The American image played well around the world. Local managers would say none of this dumpy advertising will work in our country or why can’t we have a big New York agency. Some markets wanted lifestyle advertising. Always polite, the Jack Daniel’s people would suggest they test their campaign against “Postcards.” “Postcards” always won.”

No Awards
The obscure little distillery starting winning recognition for its whiskey against the world’s most noted distillers at the World’s Fair Exhibition in St. Louis in 1904. It was not a fluke. Over the years, it won seven international gold medals.

But the advertising that built its recognition and reputation? Not so much. No Clios or Cannes Lions. Overwhelmingly, the prestigious industry awards were piled on flashier creative work, like Volkswagen and Alka-Seltzer.

That didn’t really bother the folks at Jack Daniel’s. They were a long way from Madison Avenue, and their product continued to move off the shelves. From 100,000 cases in 1955 to over 12 million cases today (for its base Black Label) and worldwide leadership. One of the great advertising success stories … and one of the least recognized.

There has always been a modesty about the marketing. “We deserve less credit that we get,” said Hancock. “What we have here is a product leading us by the nose.”

The Middle of the Big Road
Old-time Southerners talk about “being in the middle of the big road” to indicate that someone had left the small town narrow roads for the “big road” of New York and a larger world outside the farm.

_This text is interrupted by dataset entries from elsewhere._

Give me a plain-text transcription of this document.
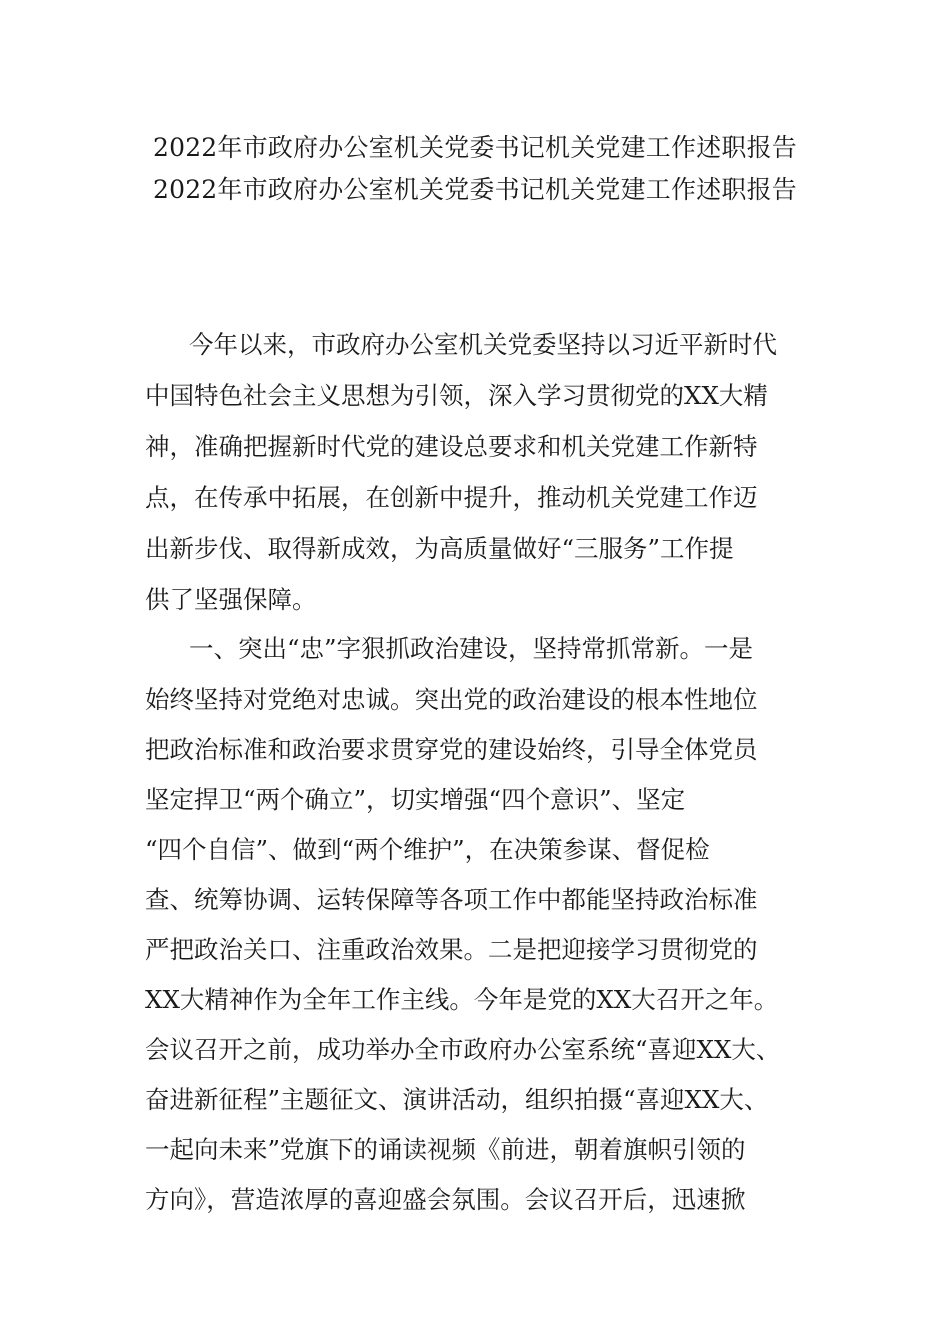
2022年市政府办公室机关党委书记机关党建工作述职报告
2022年市政府办公室机关党委书记机关党建工作述职报告
今年以来，市政府办公室机关党委坚持以习近平新时代
中国特色社会主义思想为引领，深入学习贯彻党的XX大精
神，准确把握新时代党的建设总要求和机关党建工作新特
点，在传承中拓展，在创新中提升，推动机关党建工作迈
出新步伐、取得新成效，为高质量做好“三服务”工作提
供了坚强保障。
一、突出“忠”字狠抓政治建设，坚持常抓常新。一是
始终坚持对党绝对忠诚。突出党的政治建设的根本性地位
把政治标准和政治要求贯穿党的建设始终，引导全体党员
坚定捍卫“两个确立”，切实增强“四个意识”、坚定
“四个自信”、做到“两个维护”，在决策参谋、督促检
查、统筹协调、运转保障等各项工作中都能坚持政治标准
严把政治关口、注重政治效果。二是把迎接学习贯彻党的
XX大精神作为全年工作主线。今年是党的XX大召开之年。
会议召开之前，成功举办全市政府办公室系统“喜迎XX大、
奋进新征程”主题征文、演讲活动，组织拍摄“喜迎XX大、
一起向未来”党旗下的诵读视频《前进，朝着旗帜引领的
方向》，营造浓厚的喜迎盛会氛围。会议召开后，迅速掀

From the start, Jack Daniel’s shunned “the middle of the big road.”

Just before New Year’s one year, I received a small burlap bag of black-eyed peas with a letter saying that down in the Hollow, it is good luck to celebrate with hog’s jowl and black-eyed peas – and a recipe for cooking the peas. “You’ll have to get your own hog’s jowl.”

Along the way, glasses with Tennessee Toasts printed on the side.

May you always have
Red-eye gravy with your ham
Hush puppies with your catfish
And the good sense not
To argue with your wife.

On my birthday this year, an email: “Happy birthday! We wanted to email you a pre-poured shot, but the Internet won’t allow for it. Hoping the printable shot glass we got you makes up for it.” The headline: “PRINT. POUR. SHOOT.”

Today, Lem Motlow’s grand-daughter works in marketing at Jack Daniel’s. From Jack to Lem to present day.

And there are still few awards for the advertising. But that’s kinda the point.

‘Squire’ Kenneth Roman (Plot #3853b) is a former chairman of Ogilvy & Mather Worldwide and author of “The King of Madison Avenue: David Ogilvy and the creation of modern advertising.” He has no connection with Jack Daniel’s other than (like Dave Bascom) admiring of the marketing … and “partaking” of the product.